Our house had no tap water. Water came from wells, occasionally treated with chlorine. Getting everyone tap water is regarded as a desirable objective and, for rural India, is part of the Jal Jeevan Mission (National Rural Drinking Water Mission). The objective is also part of SDGs. Though a desirable objective, we should accept there is an implicit value judgement, a subjective premise in the proposition. The true objective should be safe drinking water, which may or may not be delivered through taps. For instance, I can get safe drinking water through streams in Meghalaya or wells in Kerala. That’s not inferior to unsafe water through taps. But let me not split hairs.

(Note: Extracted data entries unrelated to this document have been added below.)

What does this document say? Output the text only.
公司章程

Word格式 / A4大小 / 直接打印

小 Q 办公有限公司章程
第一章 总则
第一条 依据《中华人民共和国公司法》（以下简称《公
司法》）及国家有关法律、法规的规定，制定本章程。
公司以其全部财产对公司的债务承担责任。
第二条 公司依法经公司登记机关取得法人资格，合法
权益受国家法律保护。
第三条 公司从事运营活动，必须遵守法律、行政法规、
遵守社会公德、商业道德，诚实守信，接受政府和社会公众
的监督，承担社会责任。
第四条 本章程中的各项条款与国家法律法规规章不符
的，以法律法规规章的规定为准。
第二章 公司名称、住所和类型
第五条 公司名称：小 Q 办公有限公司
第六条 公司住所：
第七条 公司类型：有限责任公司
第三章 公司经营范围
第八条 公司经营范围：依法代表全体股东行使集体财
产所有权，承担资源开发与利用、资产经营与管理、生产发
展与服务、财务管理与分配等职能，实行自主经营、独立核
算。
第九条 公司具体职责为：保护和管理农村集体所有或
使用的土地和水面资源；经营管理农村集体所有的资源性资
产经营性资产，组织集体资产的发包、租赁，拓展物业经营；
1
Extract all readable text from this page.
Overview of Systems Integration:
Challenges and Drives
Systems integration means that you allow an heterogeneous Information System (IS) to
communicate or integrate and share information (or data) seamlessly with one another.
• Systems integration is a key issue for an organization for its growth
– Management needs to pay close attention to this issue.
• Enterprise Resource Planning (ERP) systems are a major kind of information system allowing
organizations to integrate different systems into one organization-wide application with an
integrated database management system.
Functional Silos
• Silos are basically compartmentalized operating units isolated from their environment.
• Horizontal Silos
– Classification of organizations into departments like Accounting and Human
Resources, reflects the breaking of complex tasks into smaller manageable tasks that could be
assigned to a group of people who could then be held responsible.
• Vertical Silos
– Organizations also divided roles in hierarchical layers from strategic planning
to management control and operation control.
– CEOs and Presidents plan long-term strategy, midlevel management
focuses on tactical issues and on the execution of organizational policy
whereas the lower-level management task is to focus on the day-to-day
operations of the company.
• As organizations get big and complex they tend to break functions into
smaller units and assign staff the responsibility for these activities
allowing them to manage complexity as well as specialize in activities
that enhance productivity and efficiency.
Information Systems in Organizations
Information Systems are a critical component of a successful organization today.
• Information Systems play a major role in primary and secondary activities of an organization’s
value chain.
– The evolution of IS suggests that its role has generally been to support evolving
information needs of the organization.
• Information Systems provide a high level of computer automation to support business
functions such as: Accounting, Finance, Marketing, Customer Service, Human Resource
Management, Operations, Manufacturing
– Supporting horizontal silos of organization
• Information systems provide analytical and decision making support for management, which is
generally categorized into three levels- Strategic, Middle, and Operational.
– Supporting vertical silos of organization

Houses in Meghalaya are constructed in a particular way, though modernisation is gradually making an assault. Near the roof, there were channels that caught the rain and funnelled it into huge storage drums. That water was an important supplement to water from the well. Our house wasn’t special. Many houses in Meghalaya had the same design. Since March 22, the Jal Shakti Abhiyan has the tagline ‘Catch the rain, where it falls, when it falls’. That’s what Meghalaya used to do. About five years ago, I visited Shillong and tracked down the old house, sold when we left Shillong. The house sits atop a small hillock. The house now has tap water. Wells and storage drums have disappeared. I was thirsty and asked for a glass of water. I was given a bottle of branded bottled water, perhaps the only means now of ensuring that water is safe. (Tests show that not all branded bottled water is safe.) As for Cherrapunji, where it still rains incessantly, there is a shortage of drinking water.
India faces a water problem. In different documents, I have found three different statements. If you read them carefully, they are not identical. With its share of world population, India has (1) 4% of world’s water resources; (2) 4% of world’s renewable water resources; (3) 4% of world’s freshwater resources. Since 97.5% of world’s water consists of saltwater, the right indicator must be freshwater. In working out that 4%, there is a numerator and a denominator. What do I include in that denominator of world’s freshwater? Do I include water in glaciers, under polar ice caps, in the atmosphere and in soil too deep under the earth’s surface?
It seems to me there is subjectivity in determining the denominator. It is worse for the numerator, the India-specific part. What percentage of average annual rainfall do I include? Of annual flow of Himalayan rivers? Of groundwater potential? I haven’t found clear answers. Hence, the 4% number seems to be mechanically regurgitated. At one level, this is certainly pedantic. Whether it is 4% or 5%, there is no denying India has a water crisis. There is an aggregate water crisis and there is a distribution crisis, since rainfall ranges from copious Meghalaya to arid Rajasthan.
One would like to know the average annual per capita water availability. The Central Water Commission’s figure is 1,486 cubic metres for 2021. The World Bank says the figure is 1,100 cubic metres. This difference is too much and someone should reconcile definitions and data. Water stress occurs at less than 1,700 cubic metres and water scarcity at less than 1,000 cubic metres. In 1951, we had 5,177 cubic metres. By 2050, we are projected to have 1,235 cubic metres. There has been population explosion, inefficient collection of water and inefficient use (such as in agriculture). If any resource is under-priced, even if one ignores negative externalities, its use will be inefficient and excessive.
Everyone knows the big picture reform answer—decentralise, align policy design to river basins, sort inter-state issues, clearly define water rights (contrast surface water rights with groundwater rights), break down silos, revamp environmental laws, develop local capacity, introduce water user associations, revive traditional structures, rework irrigation and cropping patterns and price water properly. The Jal Jeevan Mission is the retail end and its track record has been impressive, with a target of 2024 for tap connections everywhere in rural India. The big picture template is that of the National Water Mission.